Grashoff, Wilhelm - Vom Paradiese bis zum Nebo - Zehnte Andacht. Das ewige Evangelium.

Grashoff, Wilhelm - Vom Paradiese bis zum Nebo - Zehnte Andacht. Das ewige Evangelium.

1. Mose 3, 15: „Und Ich will Feindschaft setzen zwischen dir und dem Weibe, und zwischen deinem Samen und ihrem Samen. Derselbe soll dir den Kopf zertreten, und du wirst ihn in die Ferse stechen.

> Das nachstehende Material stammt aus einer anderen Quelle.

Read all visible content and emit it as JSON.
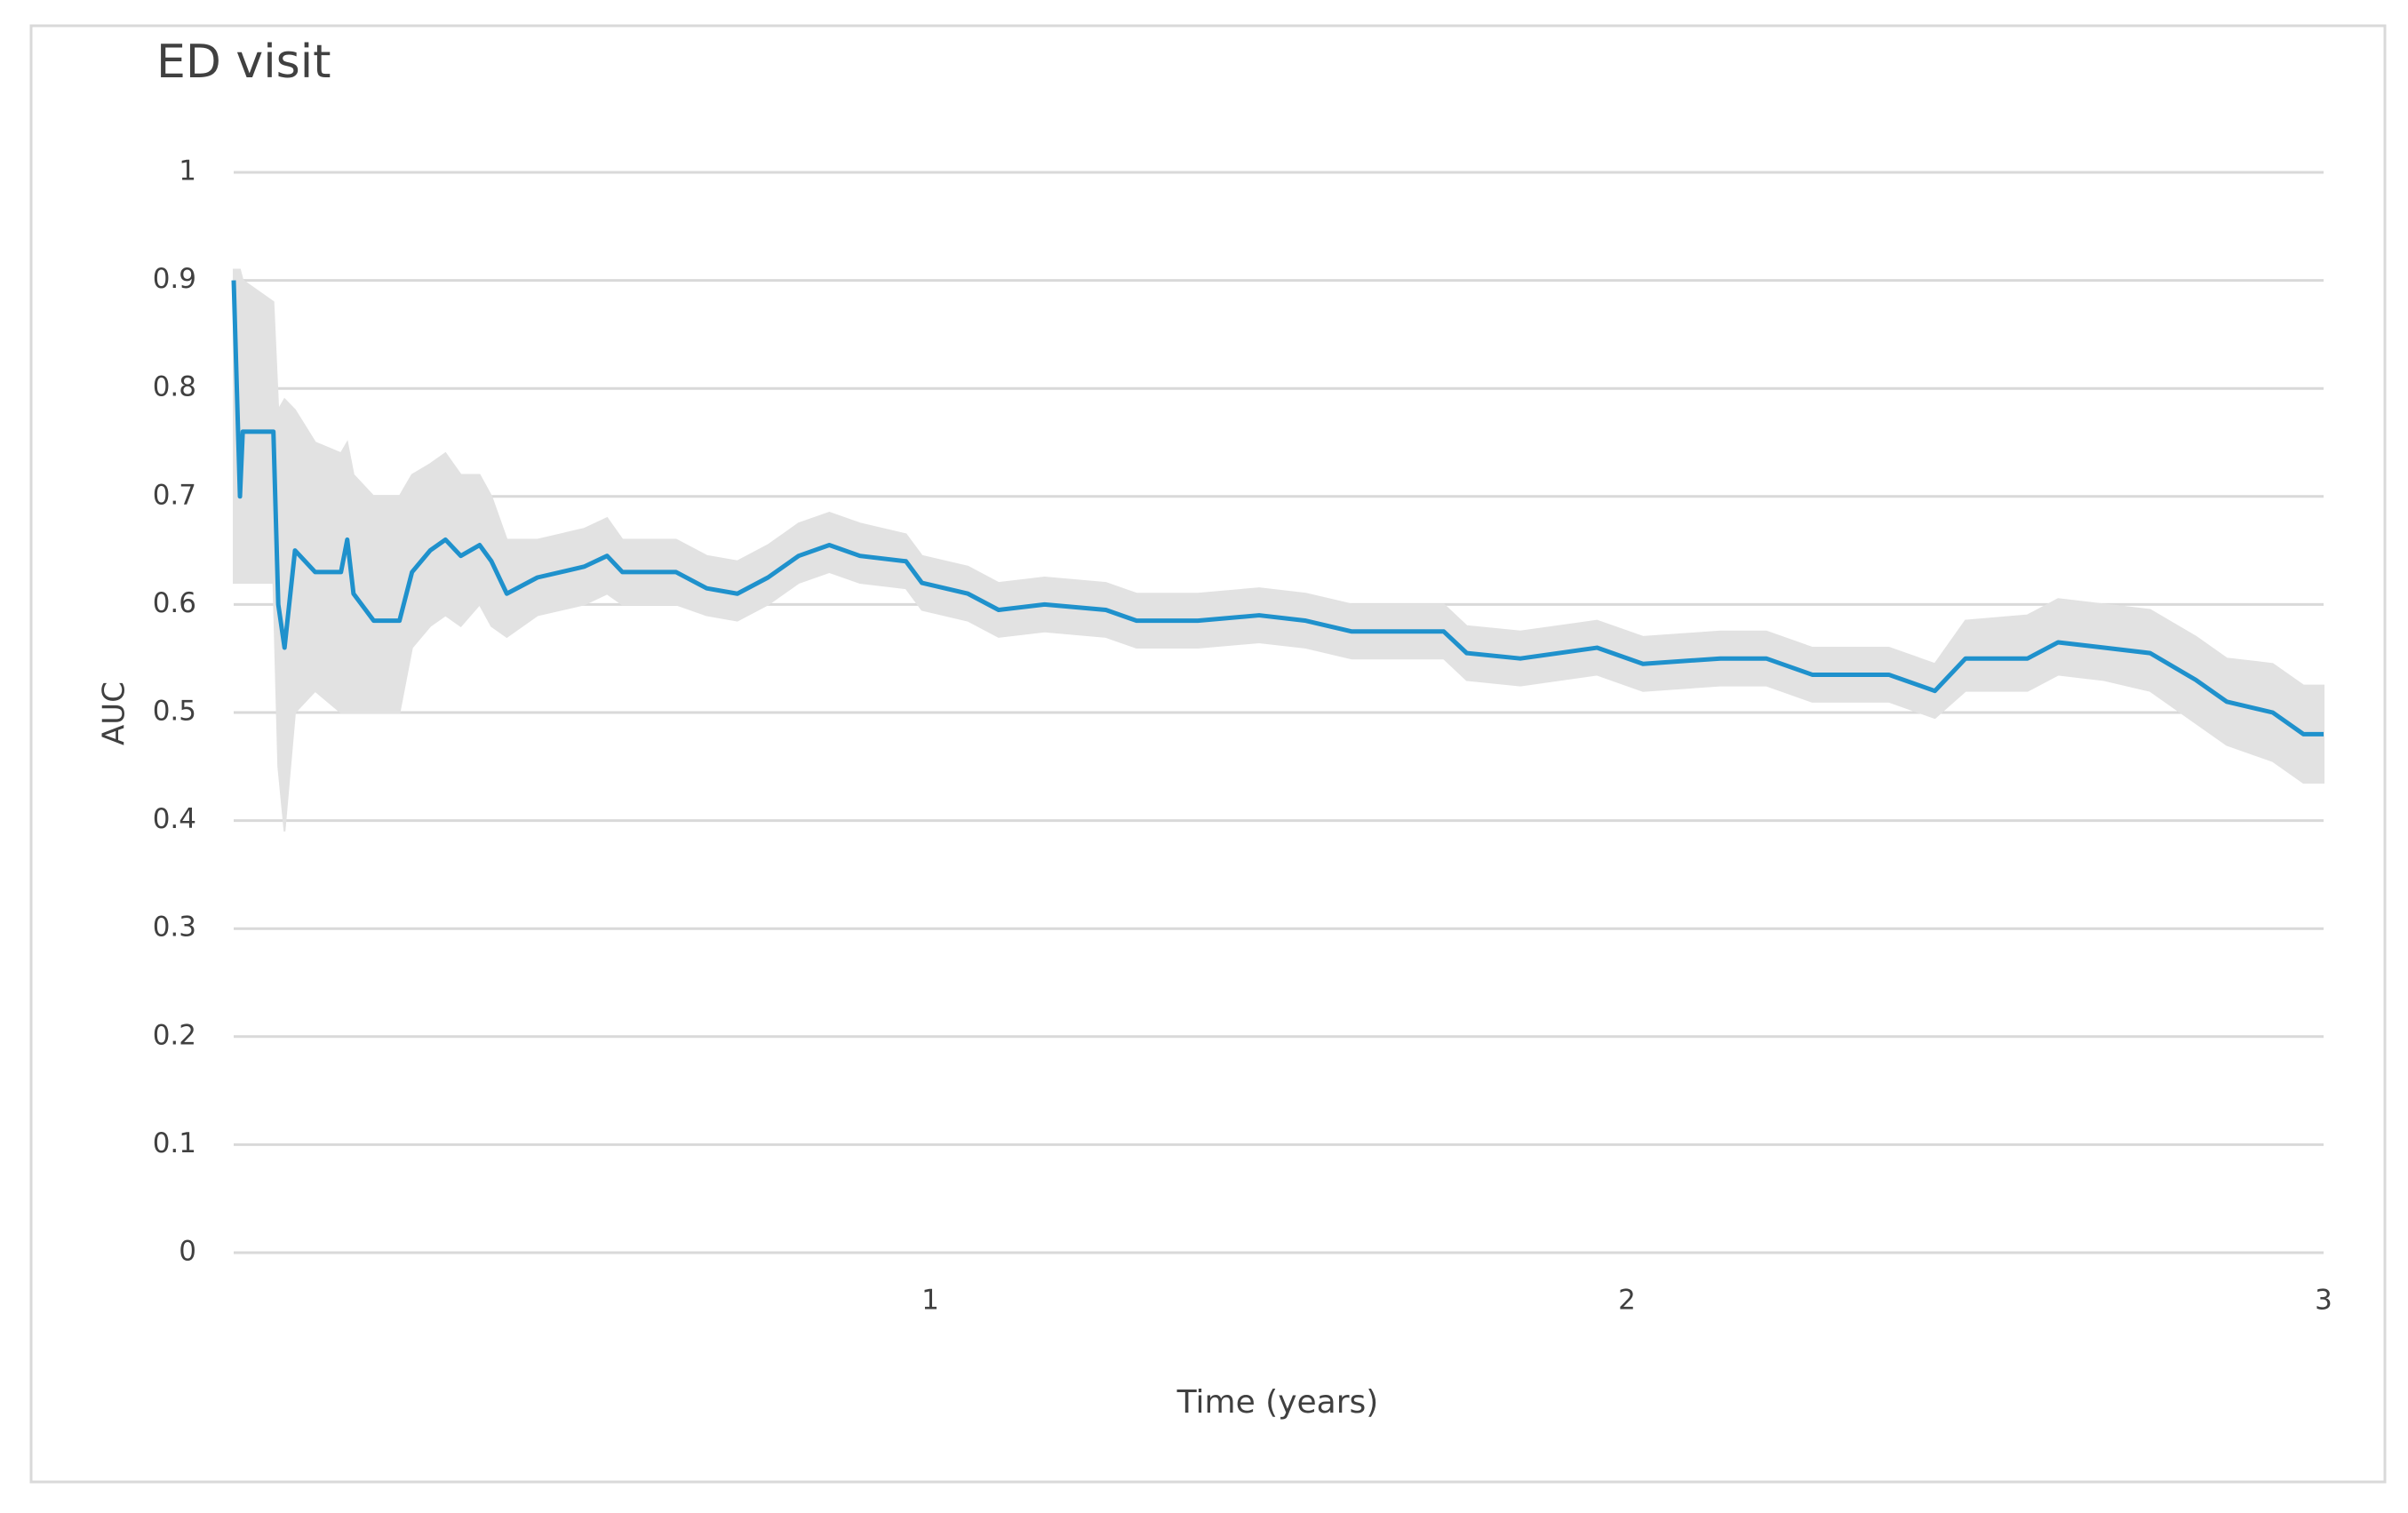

Anbetend vernehme ich das große Wort. Mein Gott, wie soll ich danken vor diesem aufgedeckten Geheimnis der Ewigkeit, vor dieser Offenbarung Deines ewigen Ratschlusses, den Du gefasst, ehe der Welt Grund gelegt! Welche Wendung in der Sprache Deines Gerichts! Du hebst an, den Fluch zu verkündigen; und das zermalmende Gericht, welches Du über den Verführer verkündigst, muss zugleich das wunderbar-herrliche Evangelium offenbaren, die Gnadenbotschaft für die gefallene Menschheit. Mein Gott, wie soll ich danken, wie soll meine Seele Worte finden, den Eindruck wiederzugeben, das anbetende, selige, tiefbewegte Staunen auszudrücken, welches diese frohe Botschaft des Urevangeliums in mir weckt! Ihr Augen weint! Freude löset die bange Spannung der Seelen, die Freude der wie vom Blitz Deiner Gnade durchzuckten Seele kann die innere Bewegung nicht hemmen, sie sucht Luft nach außen, das Schluchzen der vom Hauche Deiner allmächtigen Gnade berührten Seele muss laut werden, ich sinke nieder zum Staube und netze mit den Tränen des Dankes und der Freude Deine Füße. Hier lass mich ruhen, hier lass mich danken und anbetend bewundern diese Wendung, diese Überraschung, diese Huld, diese Herrlichkeit, Diese Ehre Deines Namens, diesen großen, ewigen Inhalt in dem einen Worte, das selbst ein Geheimnis ist, weil es trieft von dem Geheimnis der Ewigkeit; das selbst ein Rätsel ist, weil es das Rätsel des Weltalls löset. Lass mich anbetend im Geiste erleben den großen Augenblick, in welchem das Wunder Deiner Gnade den Himmel durchzuckt und den Abgrund erschüttert; lass mich im Geiste diesen Augenblick erleben, dessen Andenken die Ewigkeit mit unerschöpflicher Anbetung und seligem Staunen erfüllt.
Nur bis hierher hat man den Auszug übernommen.